Perry requested Calvin and Hobbes every night as his bedtime story. And he paid close attention, sometimes having me reread various words that caught his fancy. This has given him a pretty surprising reading vocabulary for a six year old.

I don't push particular books at him, although I do try to slip in my favorites. But any place he starts reading is fine with me. As a librarian, I know that everything connects to everything else eventually.

For instance, my cataloging class final had one question: find the shortest number of subject links between "concrete" and "brassiere." My first thought, and probably yours, was, "No way! There are no links." I was wrong.

Give up? One subject heading embraces them both: "foundations."

But back to Calvin and Hobbes. While Calvin is not, generally speaking, the sort of child you'd pick for your son's role model, he is, as Perry says seriously, "Very imaginative." Calvin's world is populated with dinosaurs, aliens, and monsters, particularly when he's supposed to be doing something else, such as paying attention.

What makes Calvin so interesting to me is this: he has an inner life. The older I get, the more important I think that is.

Like many children of my generation, I grew up in front of the TV. Probably, no joke, I watched five hours a day on Saturday, and probably close to that even on week nights. These days, however, I donít think I've watched a whole TV show in several years (although we do rent videos).

Why? Because I never see anything on the tube that's as interesting as the things going on in my own head. And in my head, there are no commercial interruptions.

If you don't have an inner life -- by which I mean things you ponder, marvel over, connections you explore, insights that shock or dismay you -- then it seems to me that you're liable to get hooked on all kinds of irrelevant stimulus. TV is one of them. Peer pressure is another. And then, God save us, there's all the other chatter of our culture: shopping malls, new cars, opinion polls, radio talk shows, and even (sorry, son) Pokèmon.

So how do you get a rich inner life? Well, I think the short answer is: solitude. I think it's also not a bad idea to read, but then, for many readers, that's the whole purpose of solitude. (I'd also entertain the notion that solitude is the purpose of reading.)

When you get absorbed in a book, you're on a different kind of time altogether. You perceive reality through imagination, according to an interior clock. Moments spent reading can cover years, even centuries, of experience. Contrariwise, a whole book of many hundreds of pages might cover just one day.

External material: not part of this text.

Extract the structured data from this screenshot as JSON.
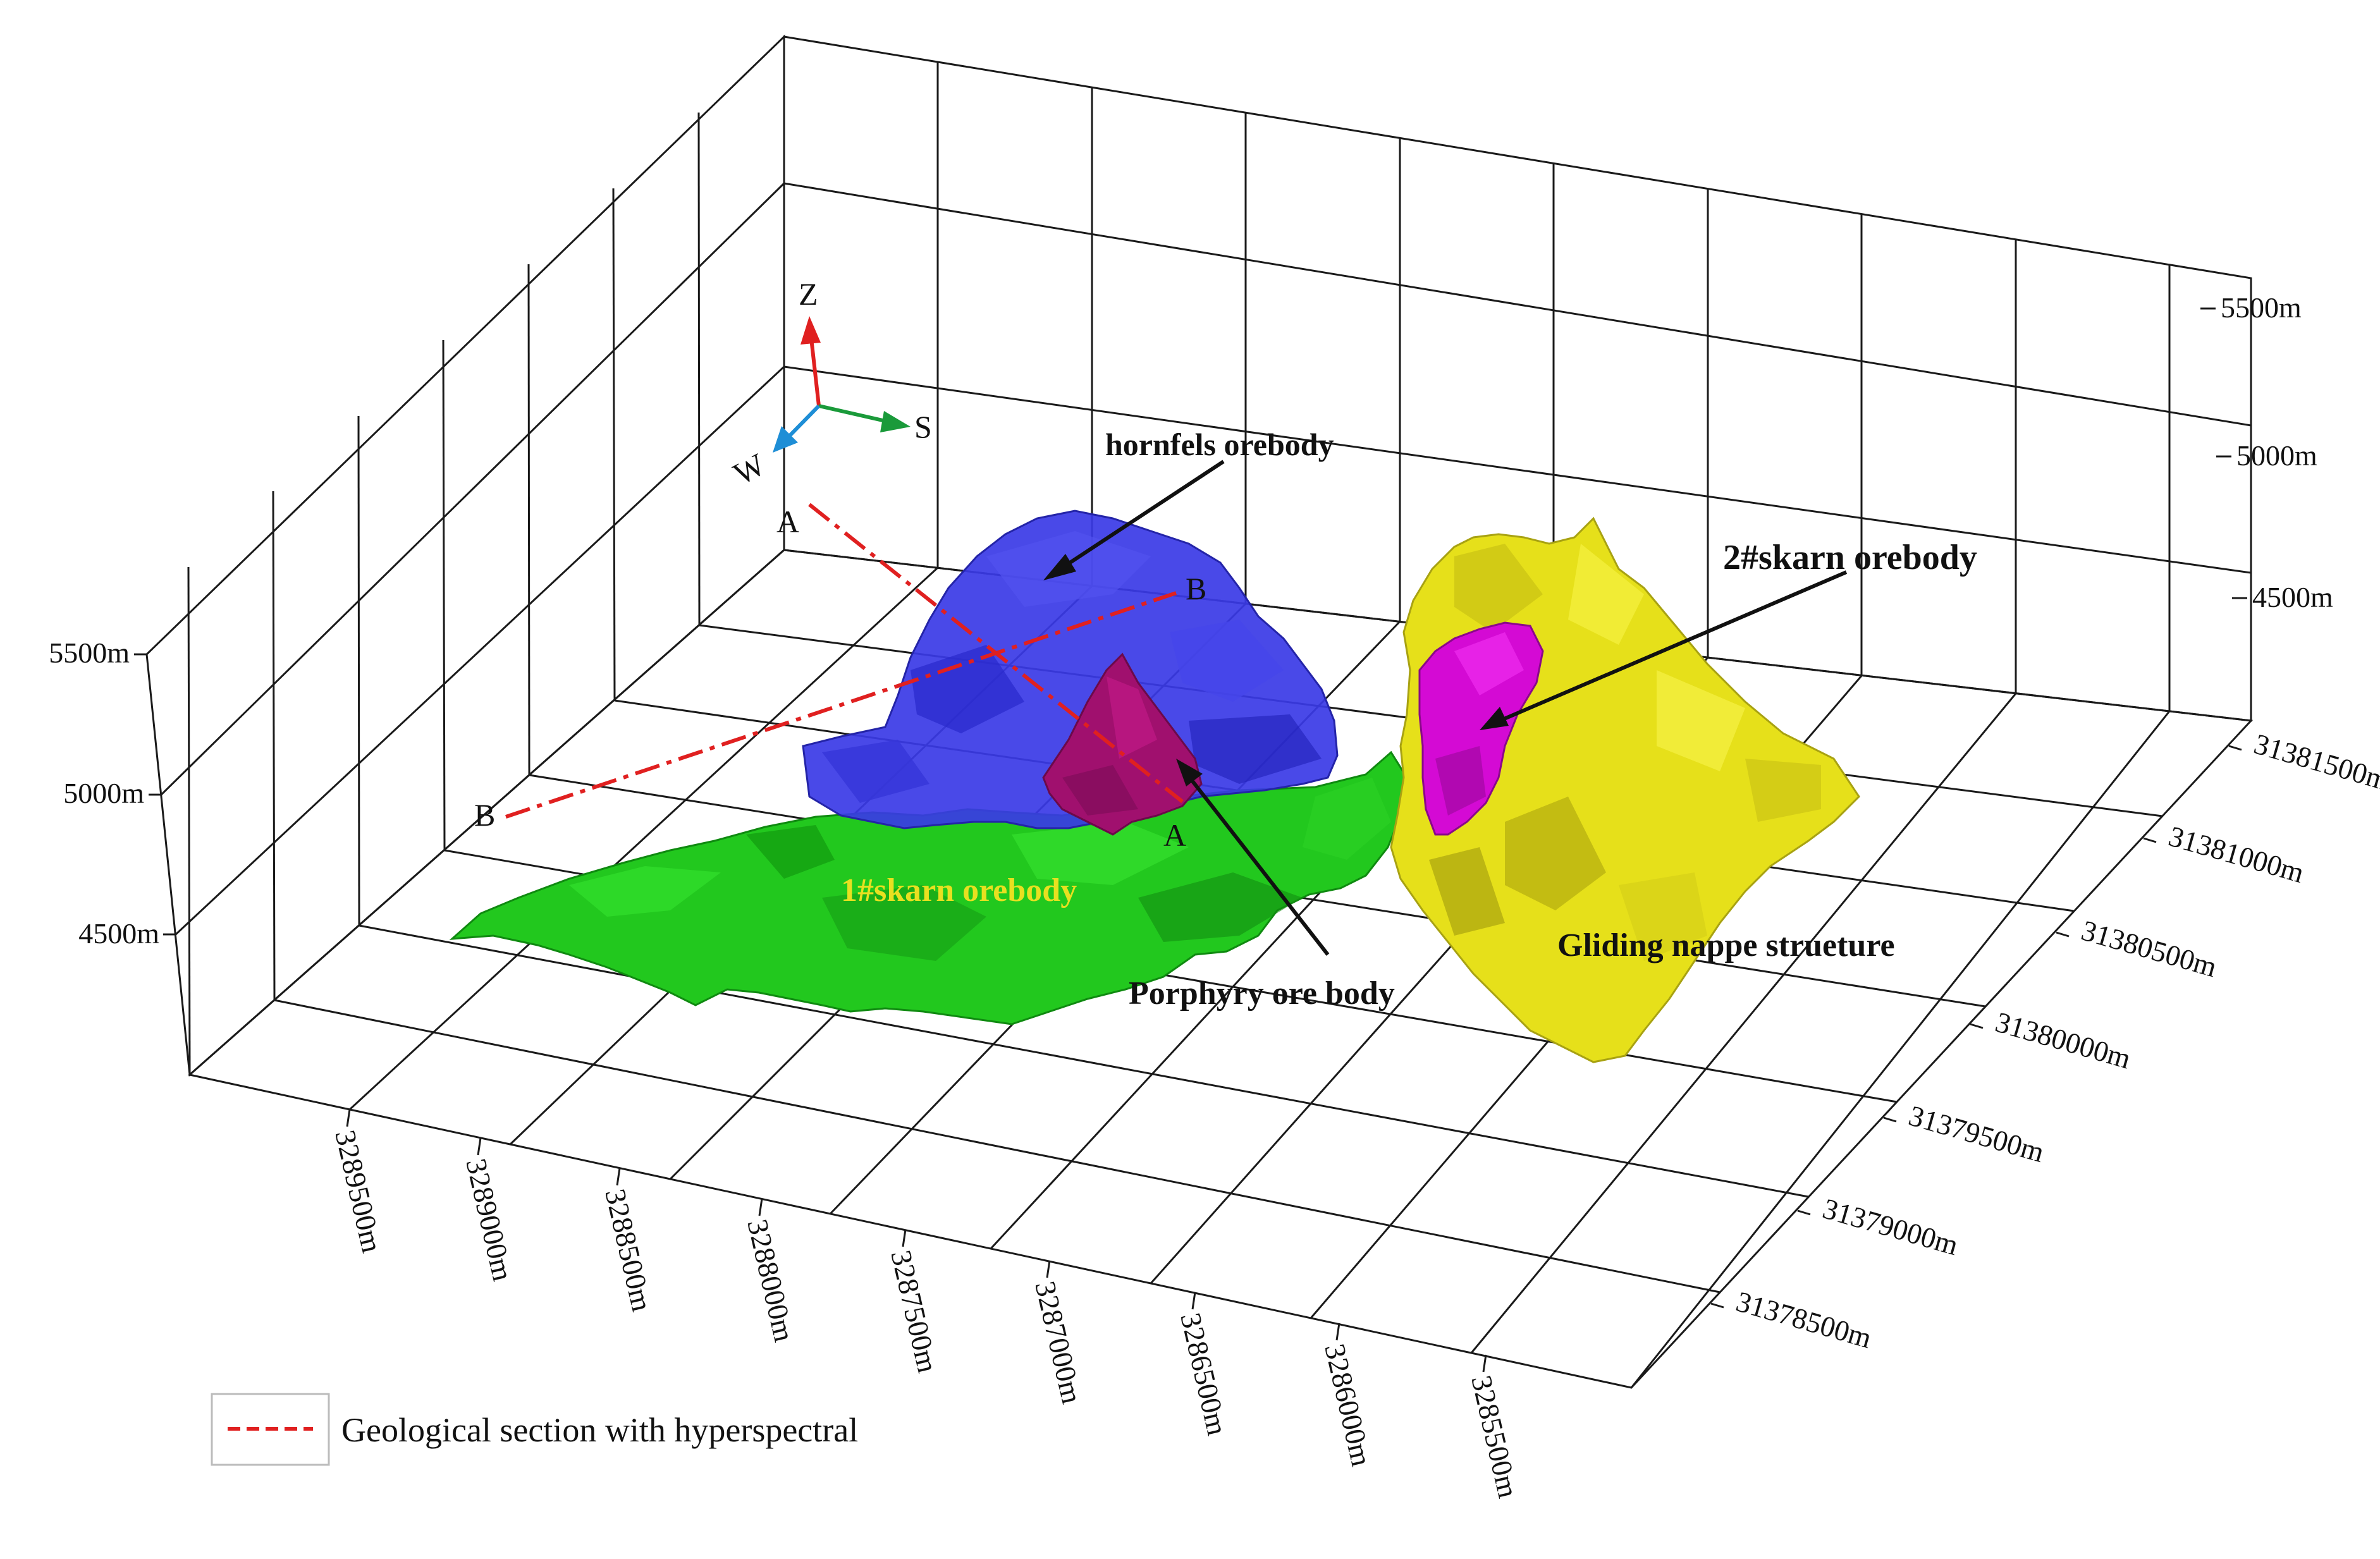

I've had the pleasure of hearing Tom Sutherland speak. He's the Coloradan who spent years as a hostage in Iran. Reading gave Tom Sutherland something to do during his long imprisonment -- at least when books were available. But when nothing was available, all the books he'd read before gave him something to think about, characters to remember, situations and ideas to probe in his imagination. As a result, even in his captivity, Sutherland was one of the freest people on the planet.

All of us will go through periods of stress in our lives, although it probably it won't be anything like what the Sutherlands suffered. Our ability to survive these periods depends, most of all, on our cultivation of a rich inner life, not tied to the vicissitudes of the moment.

Or as my cataloging instructor might have put it, reading your way to an inner life provides what might be an important ... foundation.